Re: draft-ietf-httpbis-header-structure-00, unicode range

On Tue, Dec 13, 2016 at 09:28:47PM +0000, Poul-Henning Kamp wrote:
> --------
> In message <20161213173327.C1F7D1714B@welho-filter2.welho.com>, Kari Hurtta wri
> tes:
> 
> >2.  Definition of HTTP Header Common Structure
> >https://tools.ietf.org/html/draft-ietf-httpbis-header-structure-00#section-2
> >
> >|     unicode_string = * unicode_codepoint
> >|             # XXX: Is there a place to import this from ?
> >|             # Unrestricted unicode, because there is no sane
> >|             # way to restrict or otherwise make unicode "safe".
> >
> >What is range of unicode_codepoint ?
> 
> As far as I know, UNICODE does not have a firm upper end, but
> everybody _expects_ 32 bits to be enough for everybody.

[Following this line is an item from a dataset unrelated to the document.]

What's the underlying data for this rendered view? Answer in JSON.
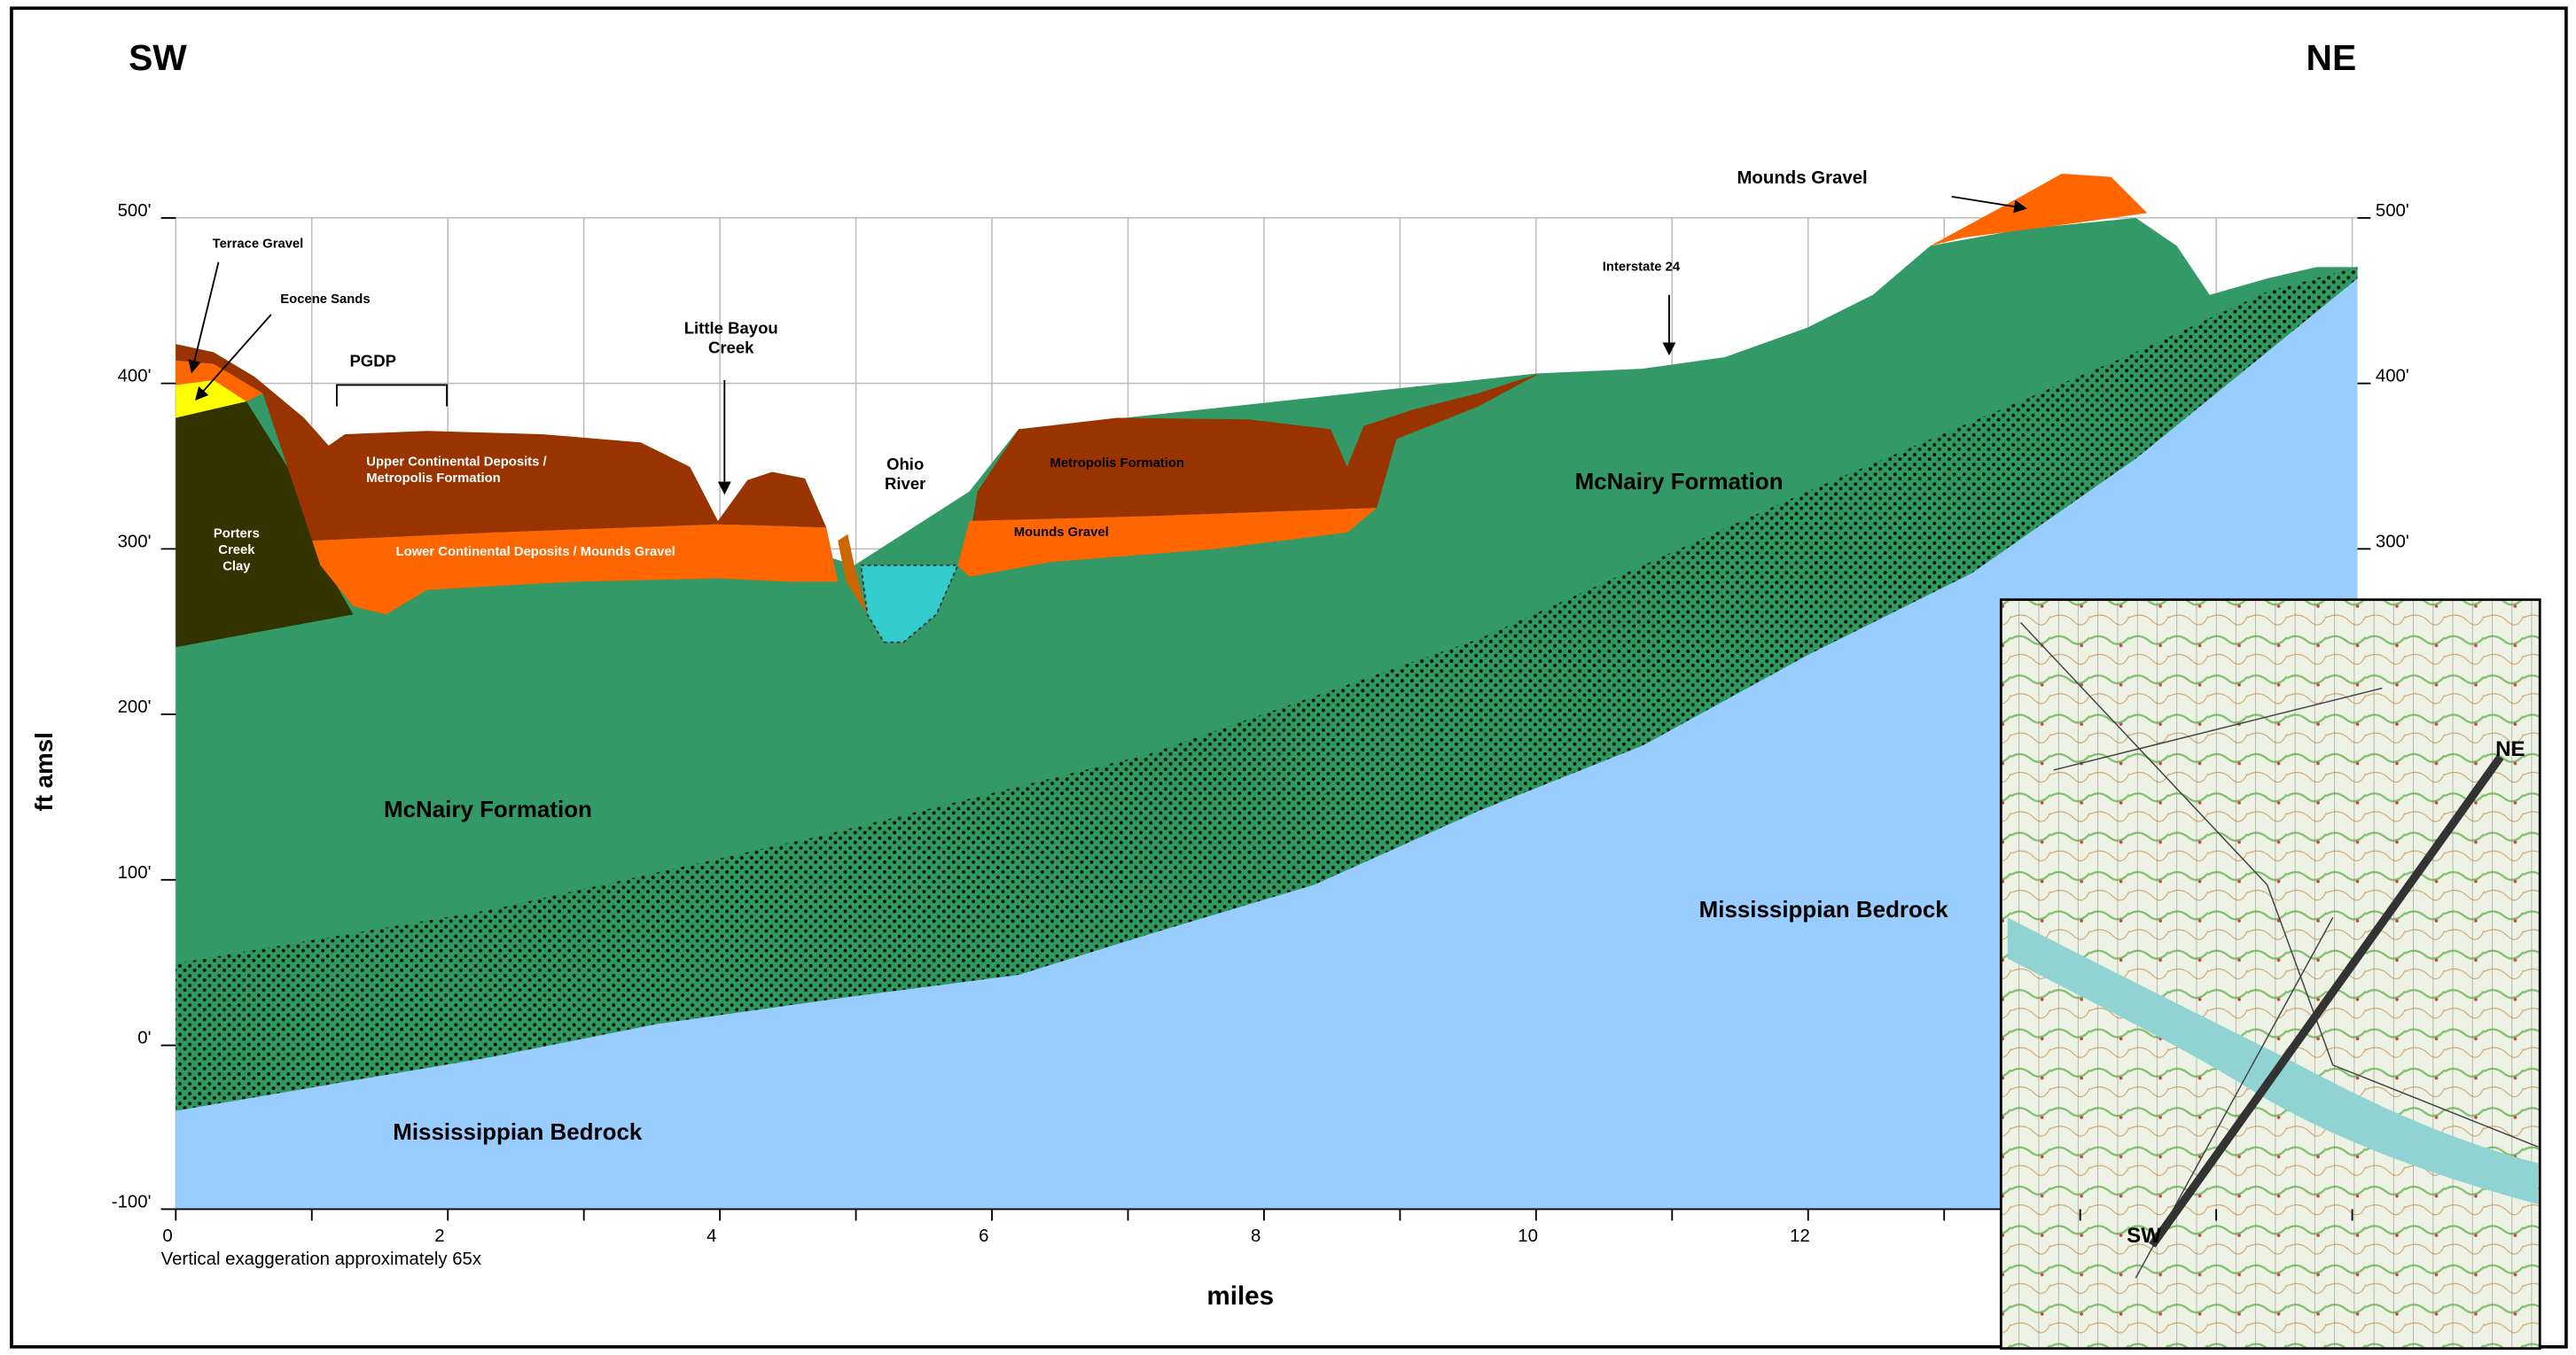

Actually, it does: 10FFFD is the last codepoint in Unicode (it is
actually allocated as part of PUA).

IIRC, Unicode has exactly 1,111,998 codepoints in total (most of those
are unallocated). 
 
> Since section two is the abstract datamodel, that's the best we can
> do there.
> 
> >3.  HTTP/1 Serialization of HTTP Header Common Structure
> >https://tools.ietf.org/html/draft-ietf-httpbis-header-structure-00#section-3
> >[...]
> >Or is unicode values > 0xFFFF
> >encoded with surrogates  (values 0xd8000 - 0xdffff) ?
> >( UCS-2 or UTF-16 is used )
> 
> That was the plan.
> 
> Not a particular good plan, as evindenced by the fact that I forgot
> to write that, and that JSON has seen interop issues with parsers
> missing that detail.

Also, note that the surrogate mechanism can only encode up to plane 16
(that's the reason why unicode only has 17 planes!)

And I suppose that the surrogates MUST be paired properly (JSON actually
does not require this).


-Ilari

Received on Tuesday, 13 December 2016 21:43:05 UTC